С энергией отчаяния Горелов снова принялся за работу. Но почему‑то теперь он рыл вниз. Почему? Он сам не отдавал себе в этом отчета.
Он уже опустился головой в проделанную нору почти до пояса. Залепленный грязью фонарь едва освещал крошечное пространство впереди. Руки ломило. Пот заливал лицо, ослепляя глаза. Еще несколько движений – и нужно отдохнуть.
Вдруг пальцы Горелова скользнули по чему‑то гладкому, и под ними раздался тонкий, чуть слышный скрип. Пальцы сгребают ил с препятствия… И сердце Горелова внезапно, как будто сорвавшись с места, заколотилось с бешеной силой. Что это? Что это такое? Лопатка?! Не может быть! Прежде чем он в состоянии был что‑нибудь сообразить, неожиданно и совсем близко послышались снизу знакомые бормочущие звуки и среди них глухо, но достаточно внятно:
– Черт!
Словно подброшенный ударом, Горелов откинулся назад и закричал изо всех сил:
– Шелавин!.. Шелавин!.. Это вы?
– А кто же еще, позвольте вас спросить? Кто там?
– Это я! Это я… Горелов. Боже мой! Мы ищем вас… Меня завалило…
– Как и меня?! Отлично!
Слова Шелавина доносились через металл скафандров хотя и глухо, но вполне разборчиво и свидетельствовали о его завидном спокойствии и даже наличии известной дозы юмора. Видимо, доблестный ученый был далек от отчаяния и совсем не терял присутствия духа даже в столь бедственном положении. Горелов вспомнил привычку океанографа громко говорить с самим собой в увлечении какой‑нибудь интересной работой, вслух негодовать при неудачах и восхищаться успехами. Очевидно, эта привычка не покинула Шелавина и теперь, когда он очутился под огромной массой обрушившегося на него ила и копошился под ней в поисках спасения. Несомненно, это его монолог доносился до Горелова столь испугавшим его сначала бормотанием, Горелов даже рассмеялся…
– Как вы себя чувствуете, Иван Степанович?
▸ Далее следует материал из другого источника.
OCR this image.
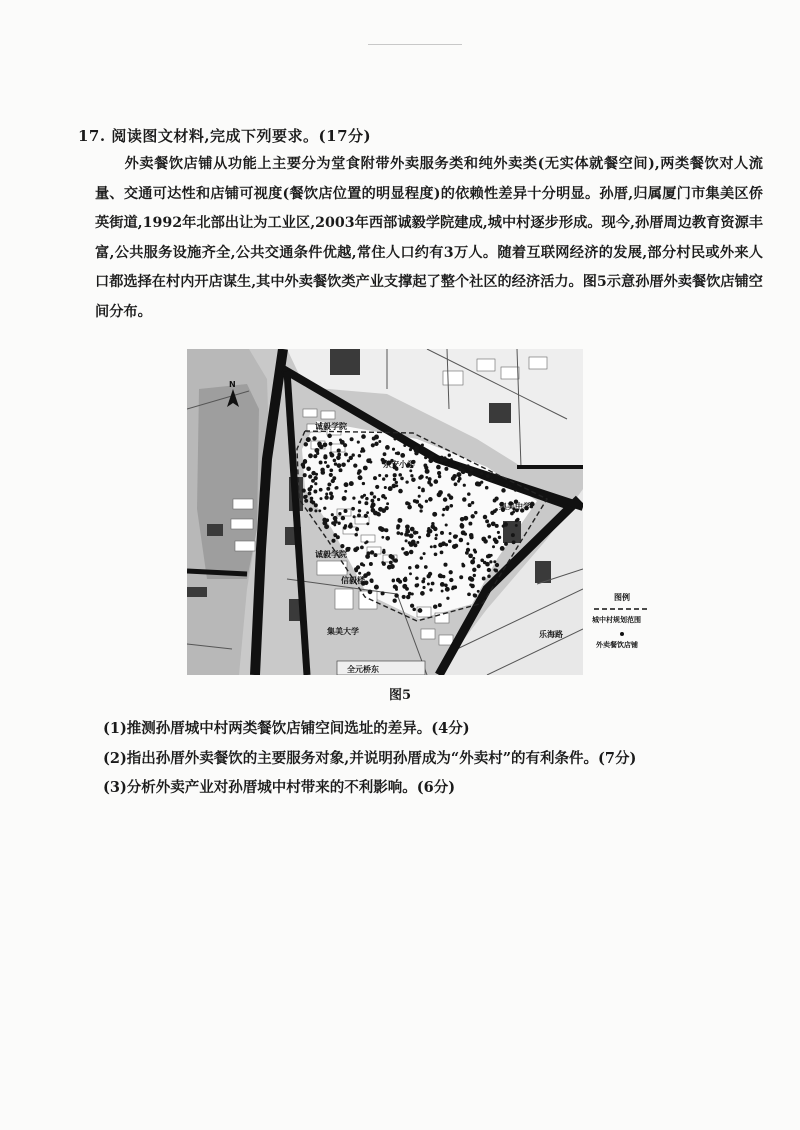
17. 阅读图文材料,完成下列要求。(17分)
外卖餐饮店铺从功能上主要分为堂食附带外卖服务类和纯外卖类(无实体就餐空间),两类餐饮对人流量、交通可达性和店铺可视度(餐饮店位置的明显程度)的依赖性差异十分明显。孙厝,归属厦门市集美区侨英街道,1992年北部出让为工业区,2003年西部诚毅学院建成,城中村逐步形成。现今,孙厝周边教育资源丰富,公共服务设施齐全,公共交通条件优越,常住人口约有3万人。随着互联网经济的发展,部分村民或外来人口都选择在村内开店谋生,其中外卖餐饮类产业支撑起了整个社区的经济活力。图5示意孙厝外卖餐饮店铺空间分布。
N
诚毅学院
东安小学
集美中学
诚毅学院
信毅楼
集美大学	乐海路
全元桥东
图例
城中村规划范围
外卖餐饮店铺
图5
(1)推测孙厝城中村两类餐饮店铺空间选址的差异。(4分)
(2)指出孙厝外卖餐饮的主要服务对象,并说明孙厝成为“外卖村”的有利条件。(7分)
(3)分析外卖产业对孙厝城中村带来的不利影响。(6分)
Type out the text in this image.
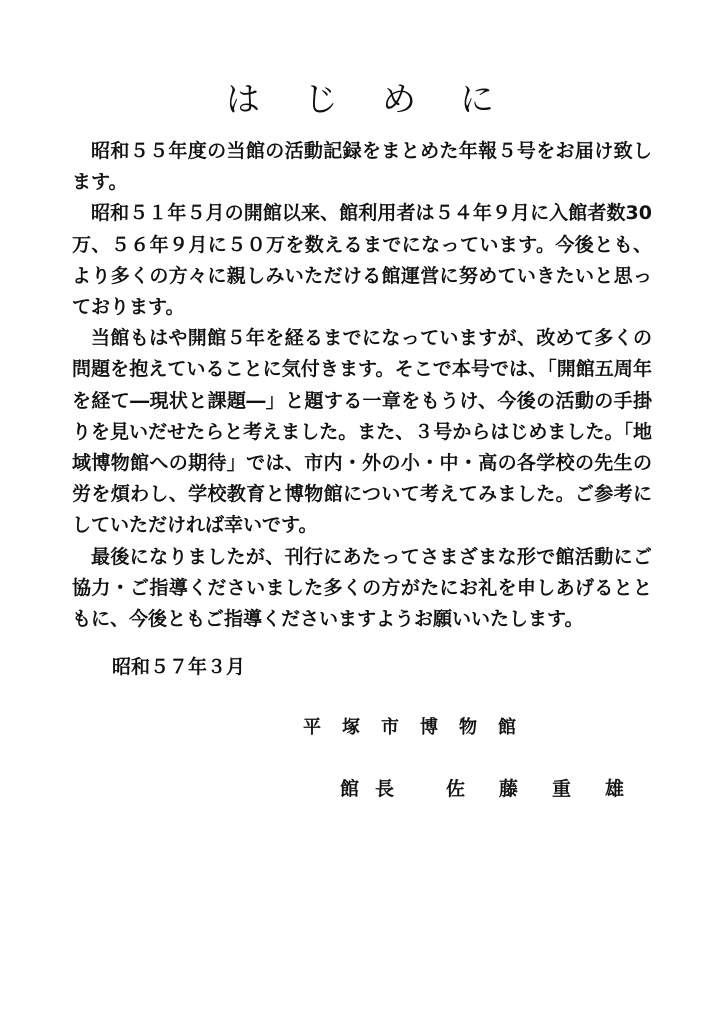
はじめに

昭和５５年度の当館の活動記録をまとめた年報５号をお届け致します。

昭和５１年５月の開館以来、館利用者は５４年９月に入館者数30万、５６年９月に５０万を数えるまでになっています。今後とも、より多くの方々に親しみいただける館運営に努めていきたいと思っております。

当館もはや開館５年を経るまでになっていますが、改めて多くの問題を抱えていることに気付きます。そこで本号では、「開館五周年を経て―現状と課題―」と題する一章をもうけ、今後の活動の手掛りを見いだせたらと考えました。また、３号からはじめました。「地域博物館への期待」では、市内・外の小・中・高の各学校の先生の労を煩わし、学校教育と博物館について考えてみました。ご参考にしていただければ幸いです。

最後になりましたが、刊行にあたってさまざまな形で館活動にご協力・ご指導くださいました多くの方がたにお礼を申しあげるとともに、今後ともご指導くださいますようお願いいたします。

昭和５７年３月
平塚市博物館
館長 佐藤重雄
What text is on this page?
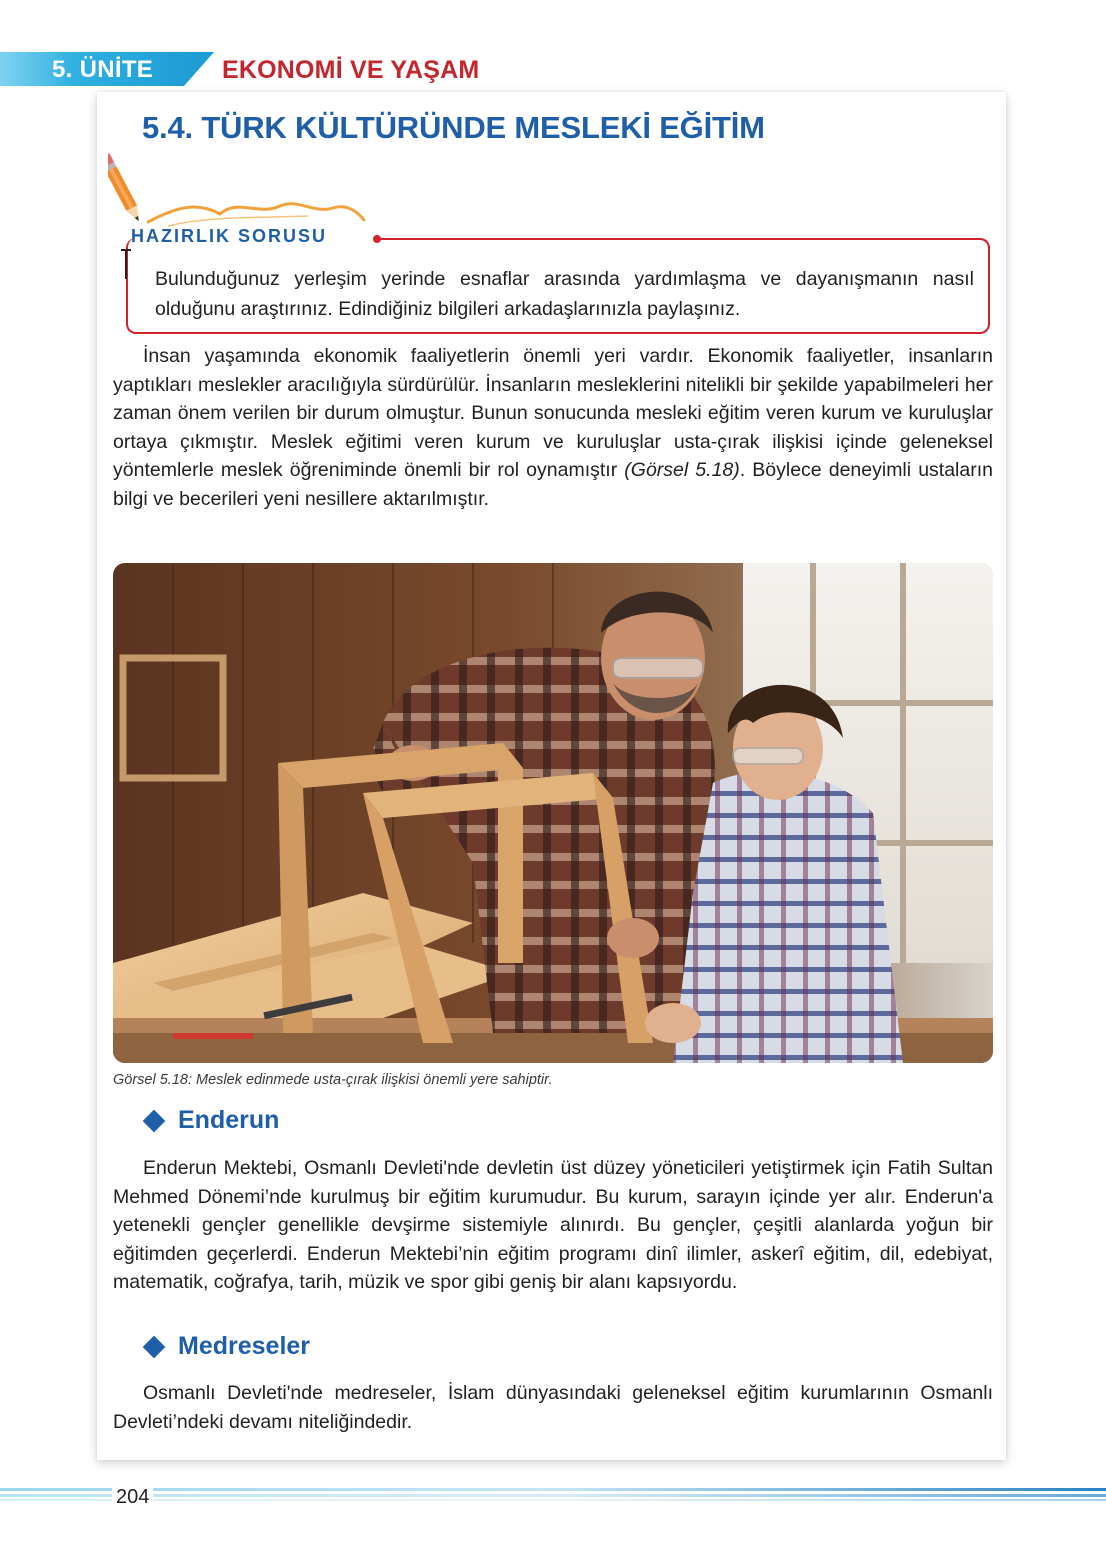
5. ÜNİTE	EKONOMİ VE YAŞAM
5.4. TÜRK KÜLTÜRÜNDE MESLEKİ EĞİTİM
HAZIRLIK SORUSU
Bulunduğunuz yerleşim yerinde esnaflar arasında yardımlaşma ve dayanışmanın nasıl olduğunu araştırınız. Edindiğiniz bilgileri arkadaşlarınızla paylaşınız.
İnsan yaşamında ekonomik faaliyetlerin önemli yeri vardır. Ekonomik faaliyetler, insanların yaptıkları meslekler aracılığıyla sürdürülür. İnsanların mesleklerini nitelikli bir şekilde yapabilmeleri her zaman önem verilen bir durum olmuştur. Bunun sonucunda mesleki eğitim veren kurum ve kuruluşlar ortaya çıkmıştır. Meslek eğitimi veren kurum ve kuruluşlar usta-çırak ilişkisi içinde geleneksel yöntemlerle meslek öğreniminde önemli bir rol oynamıştır (Görsel 5.18). Böylece deneyimli ustaların bilgi ve becerileri yeni nesillere aktarılmıştır.
Görsel 5.18: Meslek edinmede usta-çırak ilişkisi önemli yere sahiptir.
Enderun
Enderun Mektebi, Osmanlı Devleti'nde devletin üst düzey yöneticileri yetiştirmek için Fatih Sultan Mehmed Dönemi’nde kurulmuş bir eğitim kurumudur. Bu kurum, sarayın içinde yer alır. Enderun'a yetenekli gençler genellikle devşirme sistemiyle alınırdı. Bu gençler, çeşitli alanlarda yoğun bir eğitimden geçerlerdi. Enderun Mektebi’nin eğitim programı dinî ilimler, askerî eğitim, dil, edebiyat, matematik, coğrafya, tarih, müzik ve spor gibi geniş bir alanı kapsıyordu.
Medreseler
Osmanlı Devleti'nde medreseler, İslam dünyasındaki geleneksel eğitim kurumlarının Osmanlı Devleti’ndeki devamı niteliğindedir.
204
Вы не пострадали при обвале?
– Ничуть! Пробиваюсь к выходу… Превратился, можно сказать, в крота… А вы что делаете?
– Я слегка ранен… Ничего серьезного. Тоже роюсь, но наткнулся на гранитную стену. Теперь не знаю, куда двигаться.
– В какую сторону вы направляетесь?
– То есть как? Ну… прямо перед собой.
– Разве у вас нет компаса, позвольте вас спросить? Или вы не умеете им пользоваться? – послышались вопросы океанографа в знакомом, теперь просто восхитительном, раздраженном тоне.
Действительно, как он мог забыть о такой простой и необходимейшей в его положении вещи! Молча сквозь илистую грязь он протащил к глазам руку и вгляделся в компас.
– Стена от меня к северу, Иван Степанович.
– Ну и отлично! Ройте к западу, вдоль стены. Там выход из тоннеля. Свод на меня обрушился посреди тоннеля, недалеко от выхода. Образовался, должно быть, холм с понижением у стен. Направляйтесь отступя на метр от стены, иначе наткнетесь на выступ, и его придется обходить. Под этим выступом я именно и нашел замечательную золотую россыпь.